Konschuh was placed on leave after being charged in 2014 with five felony counts of embezzlement following an investigation by the Michigan State Police. The allegations focused on funds Konschuh was accused of using inappropriately from 2009-2013 while serving as Lapeer County prosecutor.

Prosecutors alleged Konschuh used funds his office received from a third party that ran a bad-check recovery program that were placed in his own personal bank account. He was also accused of putting money his office received from Genesee County as reimbursement for a training program into the account.

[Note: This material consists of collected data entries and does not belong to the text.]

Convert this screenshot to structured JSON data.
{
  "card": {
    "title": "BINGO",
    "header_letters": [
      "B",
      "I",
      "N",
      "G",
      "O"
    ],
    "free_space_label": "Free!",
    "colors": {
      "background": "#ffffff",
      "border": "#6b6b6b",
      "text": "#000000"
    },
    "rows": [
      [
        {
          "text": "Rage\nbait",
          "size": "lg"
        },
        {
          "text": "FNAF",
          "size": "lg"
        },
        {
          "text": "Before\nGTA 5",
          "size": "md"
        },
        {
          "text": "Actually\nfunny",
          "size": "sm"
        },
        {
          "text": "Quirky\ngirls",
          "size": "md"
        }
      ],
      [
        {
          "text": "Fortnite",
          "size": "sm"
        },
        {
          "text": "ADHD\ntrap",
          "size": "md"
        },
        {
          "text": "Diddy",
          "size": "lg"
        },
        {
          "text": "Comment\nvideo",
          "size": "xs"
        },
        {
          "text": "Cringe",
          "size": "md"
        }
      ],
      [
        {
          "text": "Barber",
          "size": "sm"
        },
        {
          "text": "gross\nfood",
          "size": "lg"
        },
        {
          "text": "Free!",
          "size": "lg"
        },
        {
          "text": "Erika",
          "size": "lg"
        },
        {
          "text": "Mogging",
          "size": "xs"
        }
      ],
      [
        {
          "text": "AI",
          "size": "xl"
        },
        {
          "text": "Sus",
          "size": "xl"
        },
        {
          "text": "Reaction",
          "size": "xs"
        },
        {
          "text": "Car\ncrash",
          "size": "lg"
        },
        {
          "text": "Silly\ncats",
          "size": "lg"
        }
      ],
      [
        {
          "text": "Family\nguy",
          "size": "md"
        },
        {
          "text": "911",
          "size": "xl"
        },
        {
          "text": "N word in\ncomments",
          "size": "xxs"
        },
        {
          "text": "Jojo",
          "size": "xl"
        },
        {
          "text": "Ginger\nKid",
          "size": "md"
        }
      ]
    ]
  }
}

Prosecutors claimed Konschuh used the funds, which were not reported to county authorities, to finance purchases that were not allowed under state law. Purchases included donuts, staff gifts and drinks at a local bar.

In the end, an agreement was reached to dismiss the felony counts and have Konschuh enter a no contest plea to a misdemeanor charge. 

Principal defendants named in the lawsuit include former Lapeer County Prosecutor Tim Turkelson, former Asst. Prosecutor John Miller, Asst. County Prosecutor Cailin Wilson, County Treasurer Dana Miller, County Controller John Biscoe, and the County of Lapeer.

The lawsuit lists six counts: malicious prosecution, abuse of process, invasion of privacy, libel/slander, tortious interference with contractual relations/business expectancy and gross negligence.

The defendants have 21 days to file a written answer with the court.

Biscoe told The County Press he was served with the lawsuit notice Tuesday and is wading through the document. He refrained from comment as he has yet to read the entire suit, and said per protocol involving lawsuits it will be forwarded to the risk management authorities at the county’s insurance company.